O Conhecendo Nossa História alia a distribuição de material educativo sobre a cultura afro-brasileira a capacitações com professores para que apliquem os conteúdos em sala de aula. Adilson Pereira, coordenador do Núcleo de Estudos Afro-Brasileiros e Indígenas da Universidade Federal de Ouro Preto (Neabi-Ufop), considera importante a chegada do projeto à cidade histórica. “Esperamos que este material nos ajude a promover uma política de igualdade racial em nosso município”, afirmou.

Na opinião do secretário municipal de Cultura e Patrimônio, Zaqueu Astoni Moreira, o Conhecendo Nossa História se adéqua ao perfil da atual gestão, de valorizar as diversas expressões locais. “A influência afro é fundamental na formação do povo de Ouro Preto, de Minas e do Brasil. Essa iniciativa da Palmares incentiva a reflexão sobre a diversidade do povo brasileiro”, destacou Zaqueu.

Zumbi e Chico Rei

O vereador Chiquinho de Assis acha essencial que Ouro Preto participe do Conhecendo Nossa História: da África ao Brasil. “O que seria da nossa cidade sem a presença afro-brasileira? Assim como Alagoas é a terra de Zumbi dos Palmares, aqui tivemos Chico Rei. São dois ícones negros”, enalteceu Chiquinho. Segundo relatos da tradição oral, Chico era o rei de uma tribo do Congo e chegou ao Brasil escravizado. Conseguiu comprar sua alforria e a de outros conterrâneos, tornando-se para essas pessoas um “rei”.

O prefeito de Ouro Preto, Júlio Pimenta, ressaltou o papel do projeto piloto para a educação. “Temos orgulho de lançar esta ação de reconhecimento da cultura afro-brasileira.
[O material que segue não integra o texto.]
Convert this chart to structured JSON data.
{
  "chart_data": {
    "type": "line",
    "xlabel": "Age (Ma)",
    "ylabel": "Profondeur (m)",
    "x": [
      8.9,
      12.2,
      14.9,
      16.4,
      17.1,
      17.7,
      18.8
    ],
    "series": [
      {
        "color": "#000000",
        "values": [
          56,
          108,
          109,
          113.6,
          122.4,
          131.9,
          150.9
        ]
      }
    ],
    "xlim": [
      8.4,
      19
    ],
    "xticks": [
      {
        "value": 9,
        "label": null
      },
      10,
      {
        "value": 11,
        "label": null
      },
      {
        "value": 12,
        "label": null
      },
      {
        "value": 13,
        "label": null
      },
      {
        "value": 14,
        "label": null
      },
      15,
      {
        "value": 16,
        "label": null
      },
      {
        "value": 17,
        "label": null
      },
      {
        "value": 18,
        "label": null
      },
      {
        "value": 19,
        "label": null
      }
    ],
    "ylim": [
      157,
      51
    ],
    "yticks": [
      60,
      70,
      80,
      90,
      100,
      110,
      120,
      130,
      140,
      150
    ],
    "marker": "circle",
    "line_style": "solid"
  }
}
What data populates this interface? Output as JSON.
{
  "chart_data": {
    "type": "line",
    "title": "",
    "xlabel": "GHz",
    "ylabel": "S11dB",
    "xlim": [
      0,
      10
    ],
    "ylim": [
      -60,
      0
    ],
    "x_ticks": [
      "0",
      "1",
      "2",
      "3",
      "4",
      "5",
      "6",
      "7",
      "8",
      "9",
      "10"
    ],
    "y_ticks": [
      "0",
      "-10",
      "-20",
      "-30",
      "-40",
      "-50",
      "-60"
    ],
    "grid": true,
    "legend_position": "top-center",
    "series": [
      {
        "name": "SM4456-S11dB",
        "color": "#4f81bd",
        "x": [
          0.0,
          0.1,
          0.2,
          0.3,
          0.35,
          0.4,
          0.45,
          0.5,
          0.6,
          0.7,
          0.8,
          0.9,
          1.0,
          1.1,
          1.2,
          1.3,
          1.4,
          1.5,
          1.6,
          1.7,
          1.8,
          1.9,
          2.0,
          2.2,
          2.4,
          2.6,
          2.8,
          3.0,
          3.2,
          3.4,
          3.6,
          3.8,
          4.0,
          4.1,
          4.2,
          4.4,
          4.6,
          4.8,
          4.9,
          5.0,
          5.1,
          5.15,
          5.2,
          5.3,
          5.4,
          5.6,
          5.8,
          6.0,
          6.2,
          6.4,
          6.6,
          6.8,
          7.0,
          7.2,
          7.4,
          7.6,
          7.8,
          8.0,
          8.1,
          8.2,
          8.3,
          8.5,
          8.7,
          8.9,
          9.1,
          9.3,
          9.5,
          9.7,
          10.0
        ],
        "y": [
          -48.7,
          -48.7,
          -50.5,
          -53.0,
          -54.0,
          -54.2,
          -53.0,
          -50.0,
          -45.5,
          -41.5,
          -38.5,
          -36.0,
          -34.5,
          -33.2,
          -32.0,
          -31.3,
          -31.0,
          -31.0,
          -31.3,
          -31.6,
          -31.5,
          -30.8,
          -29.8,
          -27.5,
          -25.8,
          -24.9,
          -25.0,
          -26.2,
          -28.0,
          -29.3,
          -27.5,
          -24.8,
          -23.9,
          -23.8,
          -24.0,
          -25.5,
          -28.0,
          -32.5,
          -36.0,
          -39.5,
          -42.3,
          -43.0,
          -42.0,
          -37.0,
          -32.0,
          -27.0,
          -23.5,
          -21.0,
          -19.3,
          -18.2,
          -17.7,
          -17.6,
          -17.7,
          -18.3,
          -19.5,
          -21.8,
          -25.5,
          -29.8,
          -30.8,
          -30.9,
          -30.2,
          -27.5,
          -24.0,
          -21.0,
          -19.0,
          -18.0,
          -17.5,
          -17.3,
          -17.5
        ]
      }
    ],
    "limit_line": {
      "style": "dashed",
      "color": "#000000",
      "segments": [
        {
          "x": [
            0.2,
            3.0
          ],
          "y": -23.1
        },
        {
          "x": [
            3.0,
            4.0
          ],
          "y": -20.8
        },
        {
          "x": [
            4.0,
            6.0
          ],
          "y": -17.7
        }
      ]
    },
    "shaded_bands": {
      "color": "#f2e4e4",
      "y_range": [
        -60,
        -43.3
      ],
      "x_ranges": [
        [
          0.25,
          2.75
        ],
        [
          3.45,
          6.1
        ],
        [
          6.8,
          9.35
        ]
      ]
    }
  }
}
Queremos, a partir da parceria com os movimentos sociais e a classe artística, entre outros, combater o preconceito para que esse problema acabe de vez”, declarou Júlio.

O poeta, produtor, gestor cultural e ativista Luís Aparecido da Silva também assinalou a necessidade de se dar novo significado à contribuição afro-brasileira. “Ao implementar esse trabalho, a Fundação Palmares contribui para se reavaliar o papel do negro em nosso país e no mundo em geral”, comentou.